Exports of ethanol received a boost when President Jair Bolsonaro sharply cut taxes on fuels, especially gasoline, in mid-June in a gambit to control spiraling inflation and enhance his reelection odds. Those cuts made ethanol less competitive domestically as a flex fuel than gasoline, forcing mills to look overseas for sales.

The government-sponsored bill reduced taxes to a 17pc cap on the VAT-like ICMS state tax on fuels. Gasoline previously had been levied more heavily than ethanol, so cutting the taxes decreased ethanol's price advantage.

Bolsonaro also zeroed out the PIS/Cofins and Cide federal taxes levied on motor fuels, further driving up gasoline consumption at ethanol's expense.

Major ethanol firms such as Sao Martinho, Raizen, Tereos Brasil and Adecoagro boosted exports to offset lower domestic sales as motorists turned to gasoline over biofuel.

But the slate of controversial tax cuts expires on 31 December, threatening a surge in domestic gasoline prices which would make ethanol more competitive at the pump and cut into exports.

Ethanol mill Sao Martinho's chief financial officer Felipe Vicchiato said it is difficult to forecast whether exports next year will be as strong as they are now, highlighting uncertainties about how the tax holiday will be handled by president-elect Luiz Inacio Lula da Silva, who assumes office on 1 January.

"If a chunk of the taxes return, maybe we won't have so many exports," he said.

A poll of sources consulted by Argus expects exports to reach 2bn l (34,500 b/d) in 2023 if Lula maintains the gasoline tax holiday next year, which would sustain Brazil's current ethanol supply and demand dynamics. So far in 2022, Brazilian producers delivered 2.17bn l of ethanol to the international market, according to the ministry of economy.

Ethanol exports in 2022

A challenging 2022-23 sugarcane crop season has highlighted the strength of Brazil's ethanol sector in the face of unfavorable economics and constant changes to the tax code, putting extra pressure on domestic producers to find new avenues for sales.

Mills in center-south Brazil — the country's main producing region — delayed the start of the harvest because of the prior season's adverse weather.

Despite the setbacks, the biofuel industry enjoyed months of steady financial recovery, as ethanol prices reached record-highs — a welcome relief from the depths of the Covid-19 pandemic thatled to profound cutbacks in fuel consumption.

But profit margins narrowed significantly since Bolsonaro sharply slashed the taxes on fuels, putting extra pressure on domestic producers to find new markets overseas.

Sao Martinho's Vicchiato said in November that the firm expects its exports to surpass 250mn l by the end of the 2022-23 harvest, which ends next March, or 28pc of the company's total ethanol output for the cycle.

If analyst estimates for 2023 are correct, anhydrous ethanol will account for the lion's share of export growth next year, with most cargoes landing in California — a long-haul main destination for the Brazilian specification — or the Netherlands, a port of entry for most imports into the EU.

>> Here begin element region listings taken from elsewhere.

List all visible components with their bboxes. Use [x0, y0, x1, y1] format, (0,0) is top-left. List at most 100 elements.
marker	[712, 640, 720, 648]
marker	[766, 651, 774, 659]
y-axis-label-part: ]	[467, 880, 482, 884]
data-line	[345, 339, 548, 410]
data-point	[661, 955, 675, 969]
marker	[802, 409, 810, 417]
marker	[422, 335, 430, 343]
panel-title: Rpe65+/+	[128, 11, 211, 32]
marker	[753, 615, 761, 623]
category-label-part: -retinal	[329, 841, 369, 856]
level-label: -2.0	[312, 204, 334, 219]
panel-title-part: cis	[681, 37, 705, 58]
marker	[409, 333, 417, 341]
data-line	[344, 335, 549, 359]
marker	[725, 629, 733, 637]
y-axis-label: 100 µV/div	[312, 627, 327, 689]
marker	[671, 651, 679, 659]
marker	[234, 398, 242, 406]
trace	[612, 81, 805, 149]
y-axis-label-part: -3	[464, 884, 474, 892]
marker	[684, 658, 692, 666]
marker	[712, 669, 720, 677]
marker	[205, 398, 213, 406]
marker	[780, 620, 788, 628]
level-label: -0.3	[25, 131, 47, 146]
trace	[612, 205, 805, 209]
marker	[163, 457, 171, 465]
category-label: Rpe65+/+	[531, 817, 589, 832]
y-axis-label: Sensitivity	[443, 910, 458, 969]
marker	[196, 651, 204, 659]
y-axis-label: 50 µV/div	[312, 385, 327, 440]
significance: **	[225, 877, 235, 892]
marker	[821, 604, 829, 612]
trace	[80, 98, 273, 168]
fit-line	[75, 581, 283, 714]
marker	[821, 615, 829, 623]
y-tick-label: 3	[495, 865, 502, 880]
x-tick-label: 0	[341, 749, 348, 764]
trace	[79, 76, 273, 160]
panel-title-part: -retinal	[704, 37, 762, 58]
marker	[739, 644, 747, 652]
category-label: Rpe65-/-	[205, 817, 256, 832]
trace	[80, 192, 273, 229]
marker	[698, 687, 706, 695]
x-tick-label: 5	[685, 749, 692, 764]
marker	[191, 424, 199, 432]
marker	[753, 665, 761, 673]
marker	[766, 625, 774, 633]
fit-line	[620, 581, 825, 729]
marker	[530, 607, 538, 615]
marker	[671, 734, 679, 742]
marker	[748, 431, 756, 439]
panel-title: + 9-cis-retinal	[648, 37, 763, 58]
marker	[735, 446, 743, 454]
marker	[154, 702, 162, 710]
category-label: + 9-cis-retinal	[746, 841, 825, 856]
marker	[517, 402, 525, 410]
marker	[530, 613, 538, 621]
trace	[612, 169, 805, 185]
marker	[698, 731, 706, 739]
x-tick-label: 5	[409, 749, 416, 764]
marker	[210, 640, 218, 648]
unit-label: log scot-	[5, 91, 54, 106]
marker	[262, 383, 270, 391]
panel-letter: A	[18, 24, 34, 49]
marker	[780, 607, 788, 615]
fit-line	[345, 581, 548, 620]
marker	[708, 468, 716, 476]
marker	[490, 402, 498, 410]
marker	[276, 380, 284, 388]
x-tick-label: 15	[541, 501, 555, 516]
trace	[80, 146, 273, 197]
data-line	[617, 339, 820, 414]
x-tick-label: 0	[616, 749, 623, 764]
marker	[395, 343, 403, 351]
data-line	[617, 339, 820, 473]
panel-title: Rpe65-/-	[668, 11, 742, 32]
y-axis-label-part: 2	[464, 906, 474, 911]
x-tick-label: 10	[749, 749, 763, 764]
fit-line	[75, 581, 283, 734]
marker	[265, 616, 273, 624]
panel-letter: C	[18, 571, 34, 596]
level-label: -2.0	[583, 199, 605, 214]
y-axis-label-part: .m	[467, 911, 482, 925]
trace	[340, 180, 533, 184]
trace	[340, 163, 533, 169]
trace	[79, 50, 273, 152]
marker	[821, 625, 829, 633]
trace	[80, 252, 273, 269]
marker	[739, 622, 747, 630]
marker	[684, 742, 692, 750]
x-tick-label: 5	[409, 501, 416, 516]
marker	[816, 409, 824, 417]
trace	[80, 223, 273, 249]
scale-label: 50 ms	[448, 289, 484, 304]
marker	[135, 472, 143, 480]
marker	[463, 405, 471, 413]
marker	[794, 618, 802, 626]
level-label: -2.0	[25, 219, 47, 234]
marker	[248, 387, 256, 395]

Industrial-grade non-fuel hydrous ethanol — which is used by manufacturers like pharmaceutical and cosmetics companies and is sold mostly to South Korea — is expected to hold firm in light of steady demand.

But market participants are also wary that the biofuel industry might adopt a different strategy if domestic demand gains momentum. "No one has aclear outlookfor 2023 yet," one source said.